Today I have absolutely nothing to say about Diana Gabaldon. Don’t worry – I’ll be back soon with my thoughts on Written in My Own Heart’s Blood (which is picking up, by the way). But for now I want to show you my find for the day. I walked into the Friends of the S.F. Public Library Used Bookstore at Fort Mason today and – no joke – walked right smack into this book:
Then I opened it, and was immediately confronted with this AWESOME inscription:
If you’re not fluent in the language of early 20th-century quasi-European handwriting, I’ll translate. It says, “A Birthday Greeting / to / Edward Rebseher / From his Pastor / Alesc Eakin / S.F. April 14 1931.”
I’m not quite sure about the “Alesc” bit. It could say Alex, or maybe something else, or it could be one of those Eastern European variations on “Alex” (Aleks, etc.). “Eakin” doesn’t sound very Eastern European, but it could be an Ellis Island revision.
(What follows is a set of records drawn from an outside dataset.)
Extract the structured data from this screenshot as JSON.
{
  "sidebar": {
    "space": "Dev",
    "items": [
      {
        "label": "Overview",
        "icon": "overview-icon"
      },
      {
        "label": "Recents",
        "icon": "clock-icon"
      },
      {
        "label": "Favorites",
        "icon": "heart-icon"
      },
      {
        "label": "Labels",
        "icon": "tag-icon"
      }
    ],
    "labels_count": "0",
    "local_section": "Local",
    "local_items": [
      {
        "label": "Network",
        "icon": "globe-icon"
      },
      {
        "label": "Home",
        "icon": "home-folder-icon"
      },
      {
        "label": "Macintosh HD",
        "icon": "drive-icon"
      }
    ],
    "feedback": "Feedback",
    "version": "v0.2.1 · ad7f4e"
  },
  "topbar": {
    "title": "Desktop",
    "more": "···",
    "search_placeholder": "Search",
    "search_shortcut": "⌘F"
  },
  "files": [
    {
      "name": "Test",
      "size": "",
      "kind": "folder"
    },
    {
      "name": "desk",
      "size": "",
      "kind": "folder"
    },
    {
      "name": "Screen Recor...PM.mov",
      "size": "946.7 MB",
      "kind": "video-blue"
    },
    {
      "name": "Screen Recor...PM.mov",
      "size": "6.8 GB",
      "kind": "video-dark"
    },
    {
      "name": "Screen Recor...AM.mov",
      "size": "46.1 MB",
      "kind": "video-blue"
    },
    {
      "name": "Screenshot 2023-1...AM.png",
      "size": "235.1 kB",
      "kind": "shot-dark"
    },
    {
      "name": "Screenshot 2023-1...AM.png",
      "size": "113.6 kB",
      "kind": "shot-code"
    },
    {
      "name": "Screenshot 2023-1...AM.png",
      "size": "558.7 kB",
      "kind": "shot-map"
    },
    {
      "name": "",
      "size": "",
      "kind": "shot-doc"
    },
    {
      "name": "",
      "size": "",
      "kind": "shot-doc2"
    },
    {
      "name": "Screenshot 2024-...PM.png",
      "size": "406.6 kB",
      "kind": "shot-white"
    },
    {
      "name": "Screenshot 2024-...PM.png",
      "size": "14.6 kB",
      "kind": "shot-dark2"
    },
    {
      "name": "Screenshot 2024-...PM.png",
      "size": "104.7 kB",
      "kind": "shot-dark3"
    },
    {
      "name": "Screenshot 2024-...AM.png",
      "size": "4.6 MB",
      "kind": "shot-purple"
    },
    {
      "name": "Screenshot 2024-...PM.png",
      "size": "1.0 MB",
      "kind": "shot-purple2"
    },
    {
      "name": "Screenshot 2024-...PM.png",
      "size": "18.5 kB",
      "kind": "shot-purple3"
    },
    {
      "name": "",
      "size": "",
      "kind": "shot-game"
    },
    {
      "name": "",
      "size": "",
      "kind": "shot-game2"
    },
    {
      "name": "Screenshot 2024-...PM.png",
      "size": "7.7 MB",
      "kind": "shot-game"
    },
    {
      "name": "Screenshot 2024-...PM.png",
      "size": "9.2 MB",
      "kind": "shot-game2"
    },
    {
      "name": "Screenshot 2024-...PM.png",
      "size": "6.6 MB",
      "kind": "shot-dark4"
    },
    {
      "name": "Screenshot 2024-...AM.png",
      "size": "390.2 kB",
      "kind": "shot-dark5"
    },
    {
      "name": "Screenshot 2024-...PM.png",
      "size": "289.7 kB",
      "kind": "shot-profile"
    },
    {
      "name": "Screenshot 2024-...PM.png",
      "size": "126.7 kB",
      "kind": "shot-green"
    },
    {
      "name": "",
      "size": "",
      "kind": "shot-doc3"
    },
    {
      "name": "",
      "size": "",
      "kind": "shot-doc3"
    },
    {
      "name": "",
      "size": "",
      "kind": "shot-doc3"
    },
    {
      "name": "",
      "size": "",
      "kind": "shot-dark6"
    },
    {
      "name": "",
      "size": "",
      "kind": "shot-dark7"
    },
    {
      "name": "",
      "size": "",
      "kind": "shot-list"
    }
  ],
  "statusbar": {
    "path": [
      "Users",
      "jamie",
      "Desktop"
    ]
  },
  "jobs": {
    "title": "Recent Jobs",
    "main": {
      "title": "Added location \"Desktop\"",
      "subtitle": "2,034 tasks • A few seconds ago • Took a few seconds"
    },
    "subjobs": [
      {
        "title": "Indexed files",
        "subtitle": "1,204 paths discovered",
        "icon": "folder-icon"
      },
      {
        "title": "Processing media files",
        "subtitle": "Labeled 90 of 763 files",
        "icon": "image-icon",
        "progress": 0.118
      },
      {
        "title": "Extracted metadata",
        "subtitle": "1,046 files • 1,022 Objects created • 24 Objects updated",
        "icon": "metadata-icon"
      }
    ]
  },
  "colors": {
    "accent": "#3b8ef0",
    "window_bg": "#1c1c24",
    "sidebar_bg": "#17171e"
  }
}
I don’t know.
There is so much to love here. I love the idea of this pastor setting out, in the depths of the Great Depression, to buy The Prodigious Hickey as a birthday gift for a member of his congregation. Did he set out with this specific book in mind, or did he browse for a while, examining Light in August and Babylon Revisited and The Good Earth carefully before setting them aside, picking up The Prodigious Hickey, and saying, “Yes, this is it. This is the one”?
The title refers not to an actual hickey but to a person named Hickey, who seems to be a young faculty member at Lawrenceville. This author has written many other books set at Lawrenceville. The list of the author’s other works didn’t scan well, so I’ll type it out for your edification:
The Varmint, The Tennessee Shad, Skippy Bedelle, Stover at Yale, The Woman Gives, Virtuous Wives, The Wasted Generation, The Salamander, Making Money, The Sixty-First Second, The Spirit of France, Blue Blood.
I’m glad I only have one of these books. If I had them all, I wouldn’t know where to start.
More on today: I roamed the city (mostly by car) with my friend Kate, who wanted to see the parts of San Francisco not often frequented by tourists. It was a day of admiring architecture, marveling at the weather (though I missed my fog a little), and freaking Kate out on some very scary hills. Then I made her miss her return train, and we ended up in a delightful Turkish restaurant in what used to be a bad neighborhood. The people at the next table ordered something that needed to be set on fire.